For now, Assange is expected to avoid the media and spend time with his family. He has only known his sons — Max and Gabriel — while incarcerated.

Assange had spent the last 14 years fighting extradition to the United States after releasing thousands of classified US intelligence documents revealing US human rights abuses and war crimes. He spent seven years in London’s Ecuadorian embassy seeking political asylum.

Assange’s release had been worked on by his lawyers and the US Justice Department for months.

On June 24, he was flown to Saipan, the capital of the Northern Mariana group of islands in the western Pacific, where he was charged.

The US territory was reportedly chosen as it is the smallest US district court and furthest from Washington, with Assange fearful he would be arrested if he stepped foot on the US mainland despite whatever guarantees were made.

During a three-hour hearing before Chief US District Judge Ramona V. Manglona, Assange pleaded guilty to one criminal count of conspiring under the Espionage Act to obtain and disclose classified national defense documents. Assange said he had believed the US Constitution’s First Amendment, which protects free speech, shielded his activities.

“Working as a journalist, I encouraged my source to provide information that was said to be classified in order to publish that information,” he told the court.

“I believed the First Amendment protected that activity, but I accept that it was … a violation of the espionage statute.”

As Assange accepted the conspiracy charge, the US government agreed to drop a further 18 charges, all under the Espionage Act.

“Now that he’s been charged with conspiracy, the same could happen to any of the media who accept leaks from the US government,” said former diplomat Alison Broinowski.

“And anywhere, and of any nationality. They must accept that US administrations prefer secrecy to protect their own actions, to freedom of the media to report them,” she told China Daily.

“This will even further dampen (the media’s) interest in finding and reporting the facts: for example, in Ukraine or Israel.”

Writing on the commentary website Counterpunch, Binoy Kampmark, senior lecturer at RMIT University’s School of Global, Urban, and Social Studies in Melbourne, said Assange’s plea deal makes a “mockery of arguments and effusive declarations that the arrangement is somehow a victory for press freedom”.

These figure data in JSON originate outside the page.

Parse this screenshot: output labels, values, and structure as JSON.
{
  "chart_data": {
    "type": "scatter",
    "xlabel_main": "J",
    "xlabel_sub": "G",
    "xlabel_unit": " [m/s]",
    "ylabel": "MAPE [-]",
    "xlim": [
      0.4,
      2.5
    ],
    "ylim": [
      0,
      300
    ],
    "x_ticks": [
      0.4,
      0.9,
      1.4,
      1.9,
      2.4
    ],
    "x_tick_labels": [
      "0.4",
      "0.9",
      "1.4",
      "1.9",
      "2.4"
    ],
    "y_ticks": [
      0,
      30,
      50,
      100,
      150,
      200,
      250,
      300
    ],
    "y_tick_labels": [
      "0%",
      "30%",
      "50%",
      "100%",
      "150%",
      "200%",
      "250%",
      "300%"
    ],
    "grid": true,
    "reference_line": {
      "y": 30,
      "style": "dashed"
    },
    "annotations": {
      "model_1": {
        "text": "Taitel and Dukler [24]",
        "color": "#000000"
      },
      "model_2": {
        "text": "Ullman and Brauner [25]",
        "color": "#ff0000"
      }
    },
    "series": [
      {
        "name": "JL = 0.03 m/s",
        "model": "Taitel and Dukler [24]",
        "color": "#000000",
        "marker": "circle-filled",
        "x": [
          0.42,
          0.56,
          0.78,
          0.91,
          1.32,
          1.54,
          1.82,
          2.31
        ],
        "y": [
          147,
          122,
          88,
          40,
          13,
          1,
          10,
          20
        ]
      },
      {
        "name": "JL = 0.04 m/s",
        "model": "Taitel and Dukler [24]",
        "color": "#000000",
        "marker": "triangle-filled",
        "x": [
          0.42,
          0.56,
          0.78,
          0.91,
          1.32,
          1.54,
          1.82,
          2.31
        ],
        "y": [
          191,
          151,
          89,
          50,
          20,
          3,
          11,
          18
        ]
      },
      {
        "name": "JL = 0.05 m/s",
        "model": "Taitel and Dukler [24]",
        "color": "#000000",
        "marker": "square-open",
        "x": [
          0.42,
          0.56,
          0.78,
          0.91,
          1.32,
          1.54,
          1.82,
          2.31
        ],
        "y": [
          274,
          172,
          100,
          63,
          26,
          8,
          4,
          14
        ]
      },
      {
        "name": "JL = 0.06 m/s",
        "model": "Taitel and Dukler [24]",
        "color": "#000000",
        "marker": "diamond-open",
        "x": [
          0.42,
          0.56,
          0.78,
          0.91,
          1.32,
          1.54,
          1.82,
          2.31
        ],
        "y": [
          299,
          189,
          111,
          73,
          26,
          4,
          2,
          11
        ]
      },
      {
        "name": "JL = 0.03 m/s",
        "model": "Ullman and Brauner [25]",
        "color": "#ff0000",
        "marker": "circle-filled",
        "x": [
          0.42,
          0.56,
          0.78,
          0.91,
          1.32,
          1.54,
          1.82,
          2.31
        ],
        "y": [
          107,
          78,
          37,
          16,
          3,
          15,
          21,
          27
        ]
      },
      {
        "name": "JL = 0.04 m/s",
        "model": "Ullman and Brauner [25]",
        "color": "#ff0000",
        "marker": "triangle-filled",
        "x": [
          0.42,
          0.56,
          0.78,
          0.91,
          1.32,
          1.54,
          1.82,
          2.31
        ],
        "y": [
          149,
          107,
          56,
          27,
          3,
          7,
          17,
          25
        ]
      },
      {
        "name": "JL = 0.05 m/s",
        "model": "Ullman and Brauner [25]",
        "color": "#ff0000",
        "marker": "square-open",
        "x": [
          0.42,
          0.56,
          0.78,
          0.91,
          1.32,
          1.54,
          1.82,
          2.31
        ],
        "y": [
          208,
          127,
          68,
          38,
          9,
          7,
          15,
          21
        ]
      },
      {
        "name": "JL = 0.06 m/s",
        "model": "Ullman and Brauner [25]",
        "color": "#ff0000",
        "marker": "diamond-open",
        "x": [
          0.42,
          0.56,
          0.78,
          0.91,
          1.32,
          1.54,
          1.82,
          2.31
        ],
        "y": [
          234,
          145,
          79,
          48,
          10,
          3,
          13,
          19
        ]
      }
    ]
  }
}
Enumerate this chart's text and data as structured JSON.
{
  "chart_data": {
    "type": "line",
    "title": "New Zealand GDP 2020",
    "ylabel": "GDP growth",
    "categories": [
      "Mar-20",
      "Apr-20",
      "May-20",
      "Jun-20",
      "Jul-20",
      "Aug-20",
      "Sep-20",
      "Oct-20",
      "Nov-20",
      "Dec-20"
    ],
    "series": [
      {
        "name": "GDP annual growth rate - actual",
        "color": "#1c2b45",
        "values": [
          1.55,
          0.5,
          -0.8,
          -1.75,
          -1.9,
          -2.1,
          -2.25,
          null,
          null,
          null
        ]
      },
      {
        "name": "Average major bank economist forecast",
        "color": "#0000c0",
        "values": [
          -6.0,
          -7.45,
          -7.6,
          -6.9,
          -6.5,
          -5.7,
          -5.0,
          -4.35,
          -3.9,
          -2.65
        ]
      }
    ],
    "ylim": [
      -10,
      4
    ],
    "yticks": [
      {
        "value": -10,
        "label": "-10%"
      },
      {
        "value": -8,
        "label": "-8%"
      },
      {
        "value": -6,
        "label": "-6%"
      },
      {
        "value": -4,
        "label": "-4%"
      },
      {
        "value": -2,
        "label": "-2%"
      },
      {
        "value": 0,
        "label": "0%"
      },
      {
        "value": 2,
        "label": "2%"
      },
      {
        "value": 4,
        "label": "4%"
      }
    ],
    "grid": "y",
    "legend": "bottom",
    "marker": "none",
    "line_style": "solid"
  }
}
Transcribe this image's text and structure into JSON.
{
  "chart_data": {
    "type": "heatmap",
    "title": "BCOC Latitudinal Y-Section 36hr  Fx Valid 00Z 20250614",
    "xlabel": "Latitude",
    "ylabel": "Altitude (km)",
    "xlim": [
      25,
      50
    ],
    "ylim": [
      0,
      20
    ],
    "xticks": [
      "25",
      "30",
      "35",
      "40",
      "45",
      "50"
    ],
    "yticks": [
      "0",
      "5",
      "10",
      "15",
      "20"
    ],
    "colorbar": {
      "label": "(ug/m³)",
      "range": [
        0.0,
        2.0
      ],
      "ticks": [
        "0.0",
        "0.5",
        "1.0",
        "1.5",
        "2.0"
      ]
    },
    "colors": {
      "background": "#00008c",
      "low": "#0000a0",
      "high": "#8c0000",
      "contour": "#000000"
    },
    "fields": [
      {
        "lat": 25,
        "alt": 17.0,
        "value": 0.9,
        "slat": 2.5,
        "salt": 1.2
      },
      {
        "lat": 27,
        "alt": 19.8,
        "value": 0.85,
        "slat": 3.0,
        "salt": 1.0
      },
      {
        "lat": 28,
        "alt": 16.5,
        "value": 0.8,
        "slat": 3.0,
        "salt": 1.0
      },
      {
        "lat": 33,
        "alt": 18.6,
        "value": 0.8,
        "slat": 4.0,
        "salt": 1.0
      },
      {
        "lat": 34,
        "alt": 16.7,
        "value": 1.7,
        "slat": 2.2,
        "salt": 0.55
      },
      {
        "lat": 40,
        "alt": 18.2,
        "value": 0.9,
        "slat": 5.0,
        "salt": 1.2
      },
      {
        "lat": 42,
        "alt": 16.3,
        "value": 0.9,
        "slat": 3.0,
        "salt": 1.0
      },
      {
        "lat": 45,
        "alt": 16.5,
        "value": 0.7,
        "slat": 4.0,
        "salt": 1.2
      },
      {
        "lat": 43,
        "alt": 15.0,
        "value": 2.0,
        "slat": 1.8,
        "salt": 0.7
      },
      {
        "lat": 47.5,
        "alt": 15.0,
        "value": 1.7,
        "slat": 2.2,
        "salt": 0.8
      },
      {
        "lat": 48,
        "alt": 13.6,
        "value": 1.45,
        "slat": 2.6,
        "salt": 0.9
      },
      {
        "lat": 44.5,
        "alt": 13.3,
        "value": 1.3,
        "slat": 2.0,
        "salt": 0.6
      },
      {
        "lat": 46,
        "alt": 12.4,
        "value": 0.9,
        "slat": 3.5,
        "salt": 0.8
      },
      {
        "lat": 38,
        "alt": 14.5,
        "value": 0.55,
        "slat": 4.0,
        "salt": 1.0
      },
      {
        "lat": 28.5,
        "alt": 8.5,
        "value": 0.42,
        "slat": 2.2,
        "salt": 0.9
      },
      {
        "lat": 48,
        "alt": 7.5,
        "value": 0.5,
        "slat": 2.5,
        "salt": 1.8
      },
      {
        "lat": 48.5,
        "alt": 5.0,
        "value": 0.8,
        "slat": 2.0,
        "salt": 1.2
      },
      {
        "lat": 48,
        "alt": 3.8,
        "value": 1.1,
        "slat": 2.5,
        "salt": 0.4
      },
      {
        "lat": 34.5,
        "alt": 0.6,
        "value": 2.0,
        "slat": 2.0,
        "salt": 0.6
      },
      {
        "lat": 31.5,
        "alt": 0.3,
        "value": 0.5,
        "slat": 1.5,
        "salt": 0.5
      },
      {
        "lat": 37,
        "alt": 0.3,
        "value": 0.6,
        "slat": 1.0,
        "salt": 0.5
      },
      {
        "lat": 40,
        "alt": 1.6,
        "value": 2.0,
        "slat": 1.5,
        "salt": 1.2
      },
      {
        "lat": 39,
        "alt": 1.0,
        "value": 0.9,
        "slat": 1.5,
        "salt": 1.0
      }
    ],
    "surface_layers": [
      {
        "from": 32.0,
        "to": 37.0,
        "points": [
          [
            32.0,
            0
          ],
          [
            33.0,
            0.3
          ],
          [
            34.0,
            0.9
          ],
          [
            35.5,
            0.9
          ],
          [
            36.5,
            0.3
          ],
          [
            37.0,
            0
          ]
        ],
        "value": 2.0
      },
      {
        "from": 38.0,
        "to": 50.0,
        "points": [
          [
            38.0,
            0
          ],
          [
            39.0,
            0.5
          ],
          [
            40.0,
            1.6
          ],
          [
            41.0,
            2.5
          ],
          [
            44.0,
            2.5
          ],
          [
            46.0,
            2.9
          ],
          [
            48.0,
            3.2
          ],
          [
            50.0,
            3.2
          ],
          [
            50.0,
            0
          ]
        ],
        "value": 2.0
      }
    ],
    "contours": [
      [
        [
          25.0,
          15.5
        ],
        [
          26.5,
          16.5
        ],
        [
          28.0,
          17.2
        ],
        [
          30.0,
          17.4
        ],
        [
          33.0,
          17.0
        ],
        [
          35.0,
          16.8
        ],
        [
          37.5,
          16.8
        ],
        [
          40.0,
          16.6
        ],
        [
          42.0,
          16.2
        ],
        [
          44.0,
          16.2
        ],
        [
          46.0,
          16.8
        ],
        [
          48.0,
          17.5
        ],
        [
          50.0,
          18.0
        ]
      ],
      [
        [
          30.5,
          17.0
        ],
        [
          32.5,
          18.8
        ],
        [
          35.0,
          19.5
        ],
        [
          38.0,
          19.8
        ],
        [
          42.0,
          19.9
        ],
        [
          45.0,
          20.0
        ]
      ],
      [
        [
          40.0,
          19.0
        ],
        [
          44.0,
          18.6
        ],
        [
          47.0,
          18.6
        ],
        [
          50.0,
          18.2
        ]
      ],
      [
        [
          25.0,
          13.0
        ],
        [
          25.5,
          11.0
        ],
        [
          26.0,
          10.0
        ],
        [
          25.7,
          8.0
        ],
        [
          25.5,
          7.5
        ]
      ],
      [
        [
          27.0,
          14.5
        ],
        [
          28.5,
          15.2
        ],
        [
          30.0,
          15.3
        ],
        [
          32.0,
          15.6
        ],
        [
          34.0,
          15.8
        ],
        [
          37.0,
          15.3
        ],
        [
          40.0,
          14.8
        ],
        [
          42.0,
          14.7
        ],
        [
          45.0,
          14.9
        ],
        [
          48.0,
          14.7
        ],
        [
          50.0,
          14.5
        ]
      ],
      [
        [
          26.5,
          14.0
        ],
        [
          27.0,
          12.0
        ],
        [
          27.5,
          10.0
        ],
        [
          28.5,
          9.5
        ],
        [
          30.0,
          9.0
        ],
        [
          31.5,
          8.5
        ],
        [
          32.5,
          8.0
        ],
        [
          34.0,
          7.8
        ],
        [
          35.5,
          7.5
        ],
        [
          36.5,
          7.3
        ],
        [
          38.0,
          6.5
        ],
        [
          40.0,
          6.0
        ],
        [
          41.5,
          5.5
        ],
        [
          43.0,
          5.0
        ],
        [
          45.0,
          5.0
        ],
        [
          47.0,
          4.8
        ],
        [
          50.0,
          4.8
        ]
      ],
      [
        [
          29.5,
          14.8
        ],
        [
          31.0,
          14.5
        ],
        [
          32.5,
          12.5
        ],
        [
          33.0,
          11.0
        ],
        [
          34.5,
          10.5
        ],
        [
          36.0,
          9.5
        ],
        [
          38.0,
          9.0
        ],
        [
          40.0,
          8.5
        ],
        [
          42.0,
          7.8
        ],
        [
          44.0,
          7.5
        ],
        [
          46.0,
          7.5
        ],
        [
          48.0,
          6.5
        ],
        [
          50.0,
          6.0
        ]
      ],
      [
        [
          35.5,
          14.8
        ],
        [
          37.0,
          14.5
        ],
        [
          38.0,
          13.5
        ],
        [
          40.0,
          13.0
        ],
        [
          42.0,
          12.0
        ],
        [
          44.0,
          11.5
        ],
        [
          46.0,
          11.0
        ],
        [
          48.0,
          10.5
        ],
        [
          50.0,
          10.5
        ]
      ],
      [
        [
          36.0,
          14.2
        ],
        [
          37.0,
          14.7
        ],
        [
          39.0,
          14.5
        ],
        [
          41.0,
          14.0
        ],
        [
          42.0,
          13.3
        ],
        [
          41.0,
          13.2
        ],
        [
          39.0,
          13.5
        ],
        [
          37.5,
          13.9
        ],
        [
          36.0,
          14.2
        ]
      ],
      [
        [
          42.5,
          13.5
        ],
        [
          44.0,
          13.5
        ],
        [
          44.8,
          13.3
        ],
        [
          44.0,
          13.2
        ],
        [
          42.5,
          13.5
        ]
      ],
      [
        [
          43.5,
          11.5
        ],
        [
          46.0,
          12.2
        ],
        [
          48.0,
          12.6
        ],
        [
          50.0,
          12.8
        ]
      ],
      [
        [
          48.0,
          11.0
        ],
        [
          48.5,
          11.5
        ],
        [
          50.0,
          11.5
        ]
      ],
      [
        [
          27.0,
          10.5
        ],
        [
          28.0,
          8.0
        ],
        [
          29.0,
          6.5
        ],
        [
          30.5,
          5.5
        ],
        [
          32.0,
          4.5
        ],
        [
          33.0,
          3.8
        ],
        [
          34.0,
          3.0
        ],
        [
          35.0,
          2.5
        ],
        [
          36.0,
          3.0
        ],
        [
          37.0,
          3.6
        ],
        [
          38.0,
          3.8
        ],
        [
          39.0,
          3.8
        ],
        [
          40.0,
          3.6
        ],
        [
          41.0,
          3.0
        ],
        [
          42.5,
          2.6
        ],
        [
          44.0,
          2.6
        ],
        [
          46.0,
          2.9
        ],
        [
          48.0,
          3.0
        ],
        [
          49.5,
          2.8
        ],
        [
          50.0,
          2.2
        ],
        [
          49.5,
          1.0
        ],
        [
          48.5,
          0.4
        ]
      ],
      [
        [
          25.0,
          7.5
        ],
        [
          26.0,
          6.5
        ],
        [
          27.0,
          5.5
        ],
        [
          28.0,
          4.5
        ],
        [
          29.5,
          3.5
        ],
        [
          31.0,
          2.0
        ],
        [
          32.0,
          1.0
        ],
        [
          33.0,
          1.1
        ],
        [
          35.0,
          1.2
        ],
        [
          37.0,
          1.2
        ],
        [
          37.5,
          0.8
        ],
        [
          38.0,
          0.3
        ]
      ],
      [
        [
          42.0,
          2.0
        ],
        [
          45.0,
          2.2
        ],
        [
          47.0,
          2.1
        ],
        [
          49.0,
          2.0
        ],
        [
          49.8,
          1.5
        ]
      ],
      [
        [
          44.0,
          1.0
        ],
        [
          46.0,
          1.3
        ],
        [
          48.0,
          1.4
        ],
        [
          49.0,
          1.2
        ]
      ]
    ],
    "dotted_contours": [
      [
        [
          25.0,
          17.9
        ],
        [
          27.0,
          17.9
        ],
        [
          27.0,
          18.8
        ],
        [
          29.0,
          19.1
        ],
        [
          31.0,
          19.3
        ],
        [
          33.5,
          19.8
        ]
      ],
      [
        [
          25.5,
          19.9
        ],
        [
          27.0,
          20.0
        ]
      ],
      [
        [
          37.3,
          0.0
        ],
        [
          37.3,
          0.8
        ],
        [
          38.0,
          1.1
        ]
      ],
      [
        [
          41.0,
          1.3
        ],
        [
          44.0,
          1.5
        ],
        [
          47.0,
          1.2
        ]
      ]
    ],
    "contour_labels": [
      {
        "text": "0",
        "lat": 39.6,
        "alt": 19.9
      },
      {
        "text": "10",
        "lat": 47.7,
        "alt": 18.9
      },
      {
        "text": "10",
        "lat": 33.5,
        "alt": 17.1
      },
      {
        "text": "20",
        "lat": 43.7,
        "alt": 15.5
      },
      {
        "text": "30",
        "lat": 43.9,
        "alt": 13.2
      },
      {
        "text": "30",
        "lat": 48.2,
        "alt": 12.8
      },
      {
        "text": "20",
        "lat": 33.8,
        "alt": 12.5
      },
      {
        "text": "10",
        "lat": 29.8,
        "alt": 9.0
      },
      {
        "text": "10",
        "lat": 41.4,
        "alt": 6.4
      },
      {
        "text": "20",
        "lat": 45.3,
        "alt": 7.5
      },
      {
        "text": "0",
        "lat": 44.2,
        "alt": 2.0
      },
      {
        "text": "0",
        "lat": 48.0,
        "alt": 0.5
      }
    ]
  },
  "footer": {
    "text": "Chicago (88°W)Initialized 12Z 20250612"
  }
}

“It suggests the opposite: that anyone publishing US national security information by a leaker or whistleblower is imperiled. While the point was never tested in court, non-US publishers may be unable to avail themselves of the free speech protections of the First Amendment.

“The Espionage Act, for the first time in history, has been given a global, tentacular reach, made a weapon against publishers outside the United States, paving the way for future prosecutions.”

Freedom has not come cheap to Assange. According to his wife, he owes the Australian government $520,000 for the charter flight that carried him home.

That cost is expected to be met through a GoFundMe page set up by WikiLeaks in London.